It was a big payday for a lottery ticket buyer from Arizona. The patron entered a local store, purchased a Mega Millions ticket, and left to soon become a millionaire. Later that evening, the ticket holder won the $410 million jackpot.
The winner will not, unfortunately, get the entire sum. First, Uncle Sam gets a cut.
How much does Uncle Sam get from the lottery winnings?
The answer depends on a number of factors, including where the winner lives as state taxes may also apply. Generally, whether the ticket holder takes the winnings a lump sum, cash payout or an annuity, they will owe the Internal Revenue Service (IRS) 24% of the winnings. In this case, this translates to a tax bill of about $76,000.

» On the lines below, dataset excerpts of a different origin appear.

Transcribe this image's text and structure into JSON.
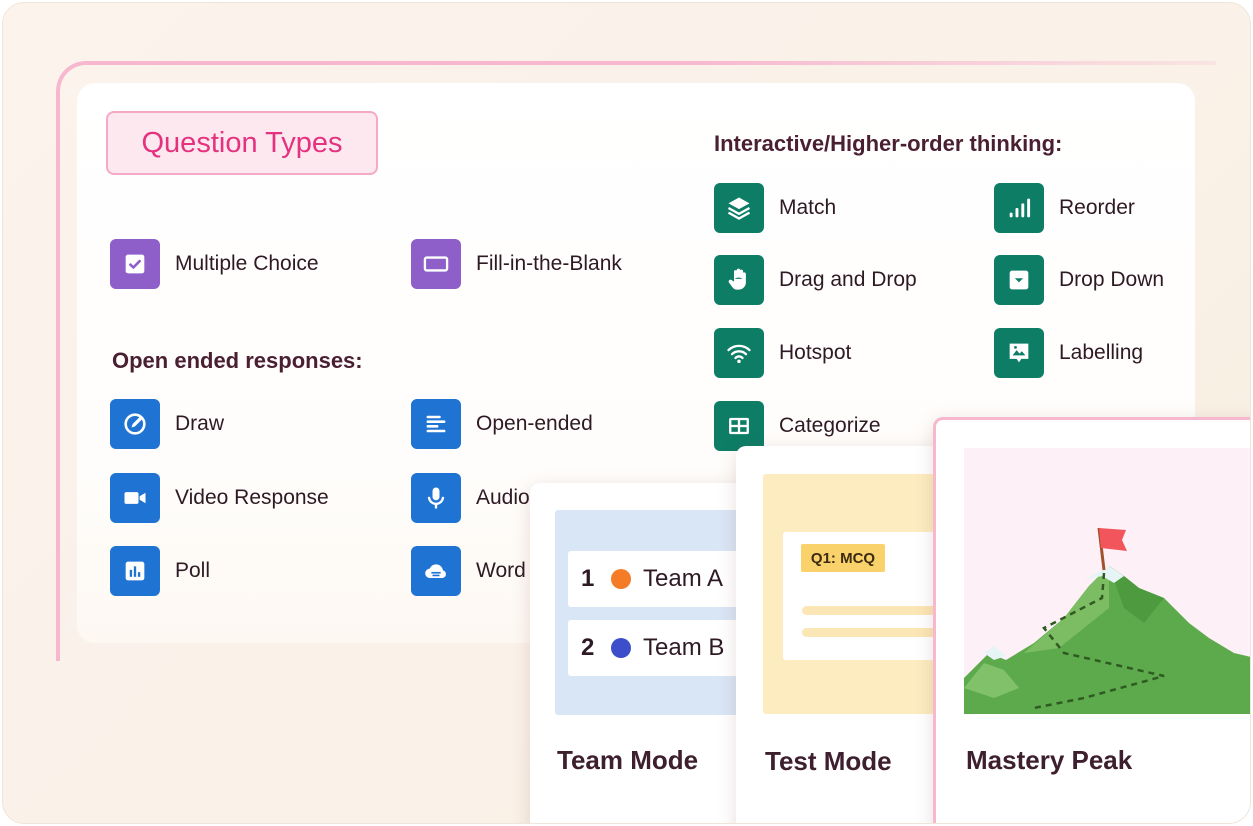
{
  "title": "Question Types",
  "basic_items": [
    {
      "label": "Multiple Choice",
      "icon": "checkbox-icon"
    },
    {
      "label": "Fill-in-the-Blank",
      "icon": "blank-box-icon"
    }
  ],
  "open_ended": {
    "heading": "Open ended responses:",
    "items": [
      {
        "label": "Draw",
        "icon": "pen-icon"
      },
      {
        "label": "Open-ended",
        "icon": "text-lines-icon"
      },
      {
        "label": "Video Response",
        "icon": "video-camera-icon"
      },
      {
        "label": "Audio",
        "icon": "microphone-icon"
      },
      {
        "label": "Poll",
        "icon": "bar-chart-icon"
      },
      {
        "label": "Word",
        "icon": "cloud-icon"
      }
    ]
  },
  "interactive": {
    "heading": "Interactive/Higher-order thinking:",
    "items": [
      {
        "label": "Match",
        "icon": "layers-icon"
      },
      {
        "label": "Reorder",
        "icon": "signal-bars-icon"
      },
      {
        "label": "Drag and Drop",
        "icon": "hand-icon"
      },
      {
        "label": "Drop Down",
        "icon": "dropdown-icon"
      },
      {
        "label": "Hotspot",
        "icon": "wifi-icon"
      },
      {
        "label": "Labelling",
        "icon": "image-label-icon"
      },
      {
        "label": "Categorize",
        "icon": "table-icon"
      }
    ]
  },
  "cards": {
    "team": {
      "title": "Team Mode",
      "rows": [
        {
          "num": "1",
          "name": "Team A",
          "color": "#f57c26"
        },
        {
          "num": "2",
          "name": "Team B",
          "color": "#3c4ec9"
        }
      ]
    },
    "test": {
      "title": "Test Mode",
      "tag": "Q1: MCQ"
    },
    "mastery": {
      "title": "Mastery Peak"
    }
  },
  "colors": {
    "accent_pink": "#e4327f",
    "purple_icon": "#8e5fc8",
    "blue_icon": "#1f73d3",
    "green_icon": "#0d7d66"
  }
}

There are additional tax consequences. The winnings will likely result in a change to the winner’s tax bracket. This means they will now likely have to pay a higher percentage of their income to the IRS. The ticket holder will also need to account for the proceeds of the winnings as income on their income tax returns. This will lead to another tax bill.
Taxpayers can reduce the bill that results from lottery winnings with tax planning strategies. One example involves setting up a charitable foundation or donations to other charitable organizations.
Even after paying off these bills, the winner will still experience a significant windfall. As a result, it is a good idea to bring in a team of professionals to help navigate the impact of the funds and better ensure they are used wisely—so they do not disappear as quickly as they appeared.